PENDAHULUAN
Kriminologi, sebagai cabang ilmu pengetahuan yang mempelajari sifat kejahatan, sebab musabab terjadinya kejahatan, korban kejahatan, dan reaksi sosial masyarakat terhadap kejahatan, telah menjadi objek yang menarik perhatian para akademisi, praktisi hukum, dan masyarakat umum selama berabad-abad. Kriminologi tidak muncul secara instan, tetapi melalui penelitian menyeluruh terhadap berbagai situasi dan kondisi sosial di berbagai tempat. Setelah melewati proses pergumulan yang panjang, para ilmuwan akhirnya merumuskan istilah yang berkaitan dengan perilaku kriminal atau kejahatan. Maka terciptalah istilah “kriminologi”, sebagai disiplin ilmu yang memfokuskan pada pemahaman tindakan-tindakan yang menyimpang dari norma yang diharapkan. Kriminologi merupakan cabang ilmu yang mendalami kejahatan dari berbagai perspektif. Istilah “kriminologi” pertama kali dicetuskan oleh P. Topinard (1830-1911), seorang ahli antropologi asal Prancis. Kata “kriminologi” terdiri dari dua suku kata, yaitu “crime” yang mengacu pada kejahatan, dan “logos” yang merujuk pada ilmu pengetahuan, sehingga secara harfiah, kriminologi dapat diartikan sebagai ilmu tentang kejahatan (Kogoya, 2016). Dalam ruang lingkup kriminologi, terdapat berbagai teori yang mencoba menjelaskan fenomena kejahatan, mulai dari pendekatan klasik hingga teori-teori kontemporer yang kompleks. Sejarah, aliran, dan landasan pemikiran dasar yang membentuk teori-teori kriminologi menggambarkan evolusi pemikiran manusia dalam memahami perilaku kriminal.
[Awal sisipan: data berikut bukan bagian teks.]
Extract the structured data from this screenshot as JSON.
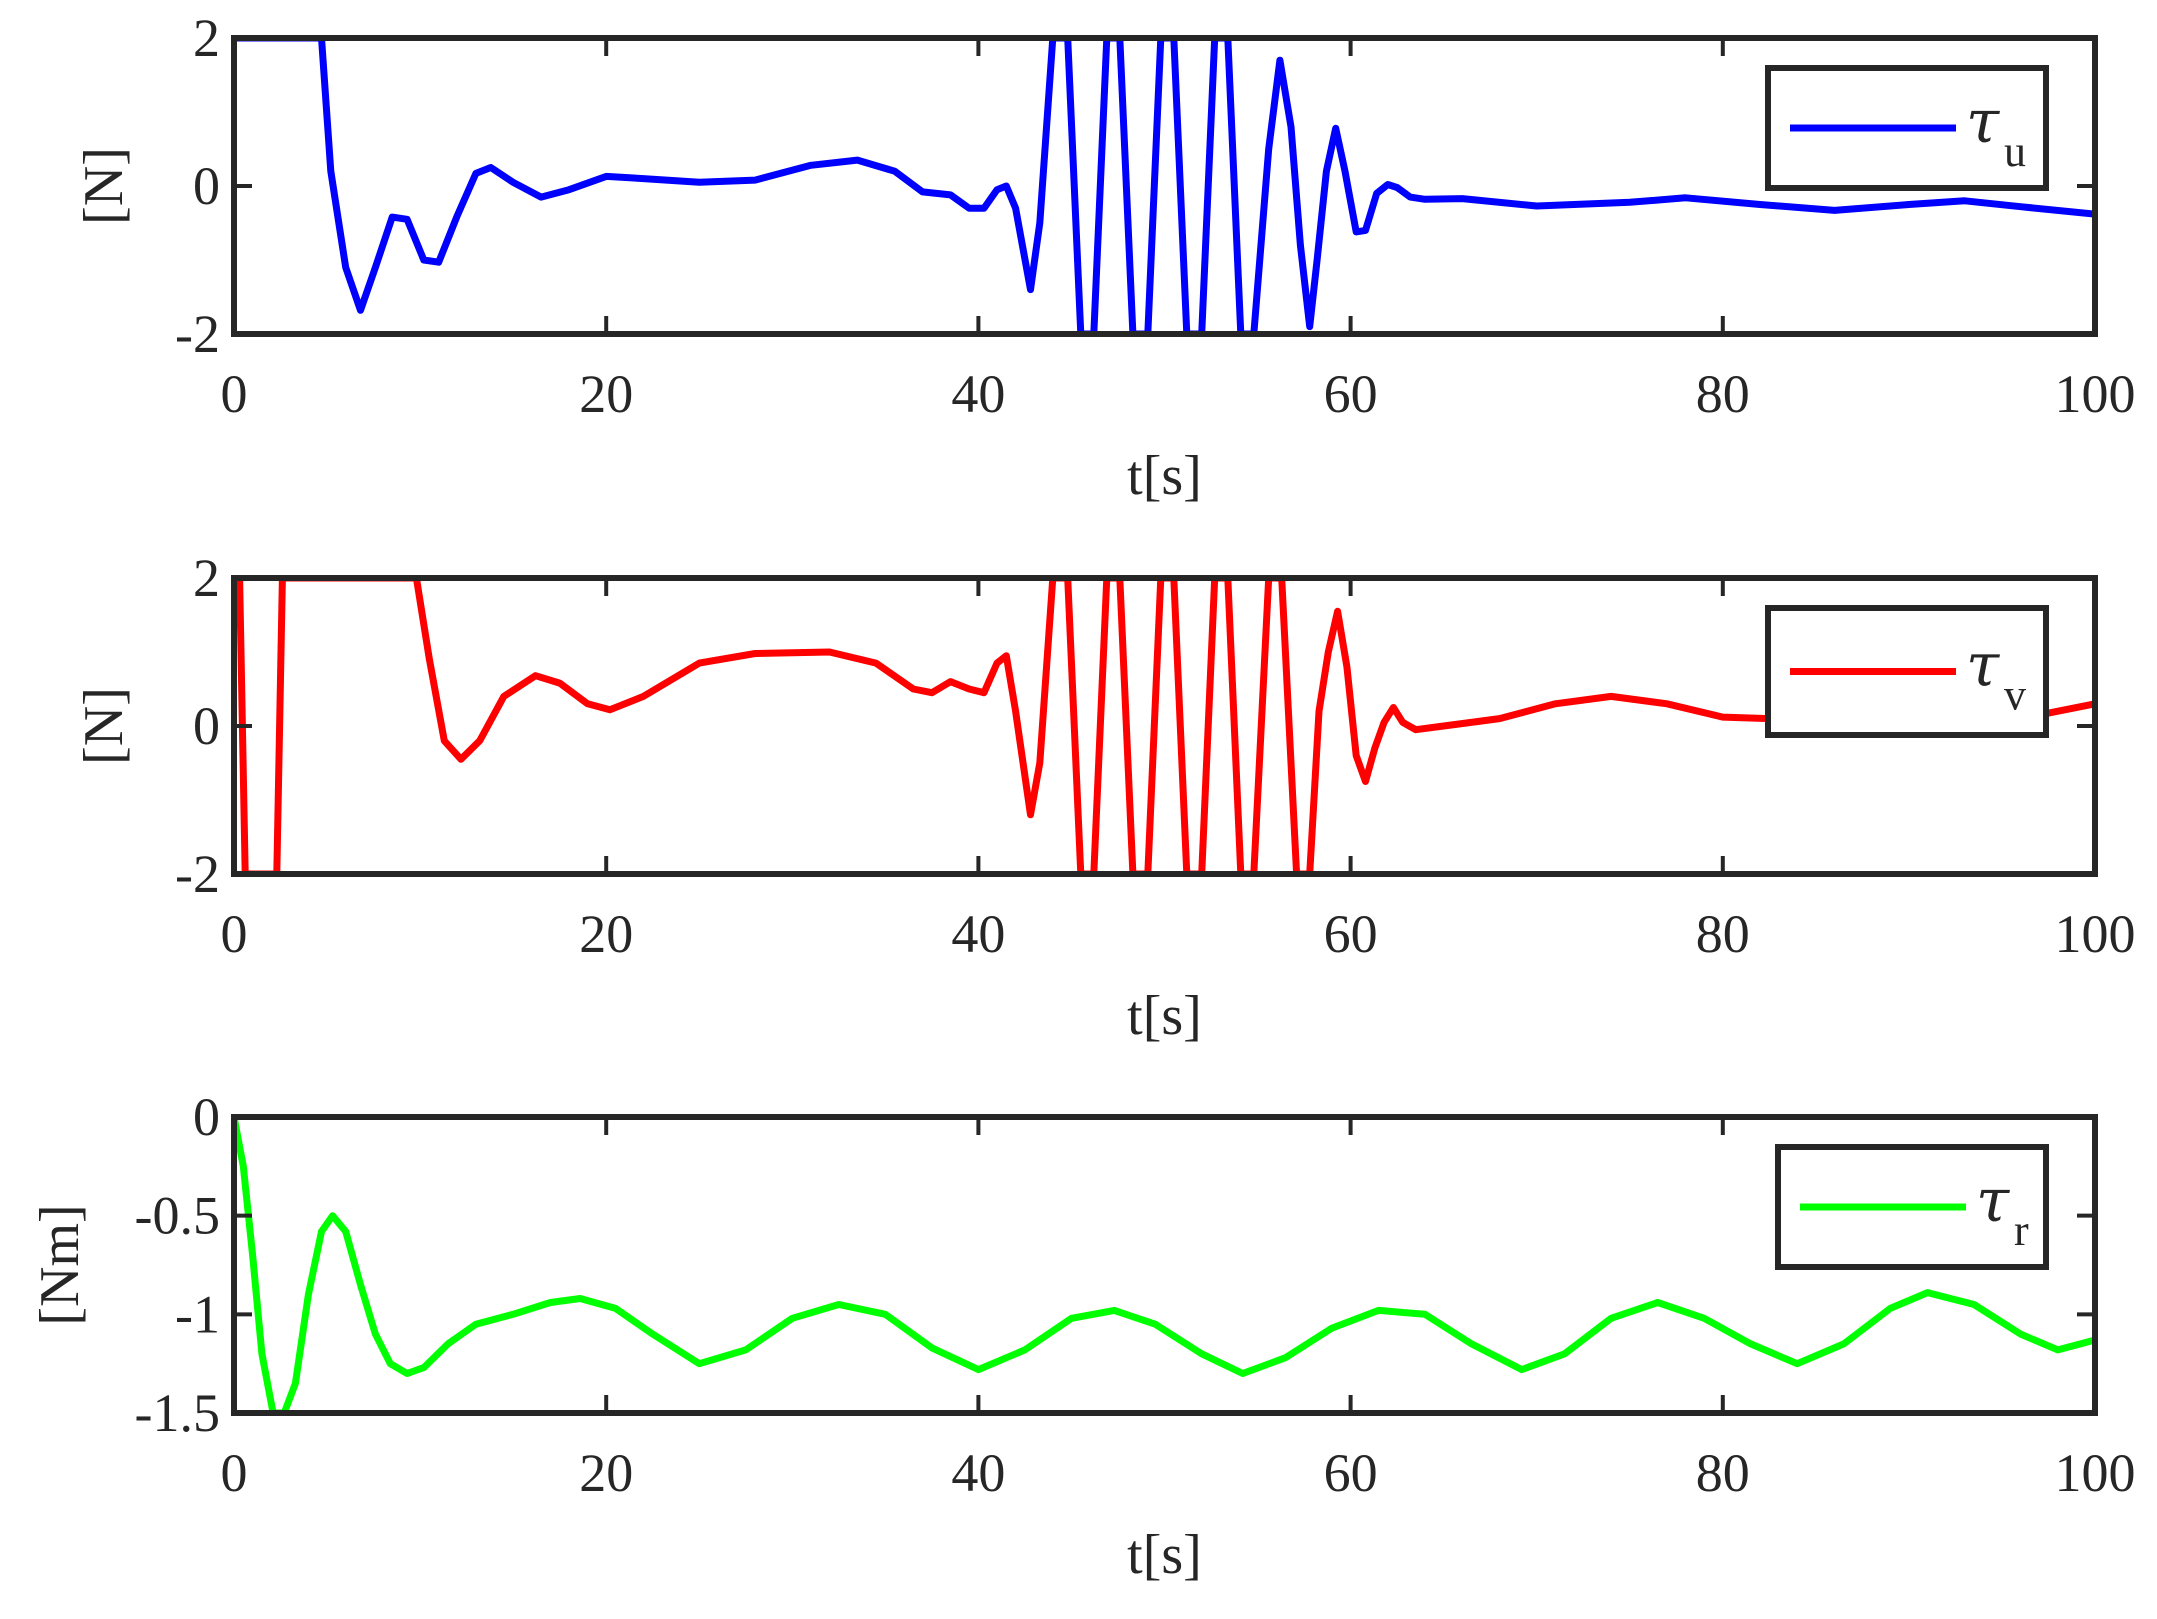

Lebih jauh dari itu, terdapat definisi terkait kriminologi dari berbagai ahli. W. A. Bonger, menyatakan bahwa kriminologi yaitu ilmu pengetahuan yang memiliki tujuan untuk menyelidiki gejala kejahatan seluas-luasnya. Dimana hal tersebut disebut dengan kriminologi murni. Wolf Gang mendefinisikan kriminologi merupakan ilmu pengetahuan yang melibatkan berbagai metode ilmiah dalam mempelajari dan menganalisa keteraturan, keseragaman, macam-macam pola dan faktor, serta sebab musabab yang memiliki kaitan dengan kejahatan dan penjahat serta reaksinya dari masyarakat terhadap kejahatan dan penjahat. Sedangkan Sutherland menyatakan bahwa kriminologi merupakan keseluruhan ilmu pengetahuan yang berhubungan dengan kejahatan sebagai suatu gejala masyarakat. Ilmu tersebut meliputi cara atau proses membuat undang-undang, pelanggaran terhadap undang-undang, dan berbagai reaksi terhadap pelanggaran (Sugiarto, 2017).
Dalam tulisan singkat ini, penulis akan mengulas perkembangan sejarah kriminologi dari masa lalu hingga saat ini, menyelami aliran-aliran utama yang memengaruhi pemikiran kriminologis, serta mengeksplorasi landasan pemikiran dasar yang melandasi berbagai teori kriminologi yang ada. Melalui tinjauan ini, diharapkan pembaca akan memperoleh pemahaman yang lebih mendalam tentang kerumitan dan keragaman teori-teori kriminologi yang menjadi dasar bagi pemahaman terhadap kejahatan dalam masyarakat.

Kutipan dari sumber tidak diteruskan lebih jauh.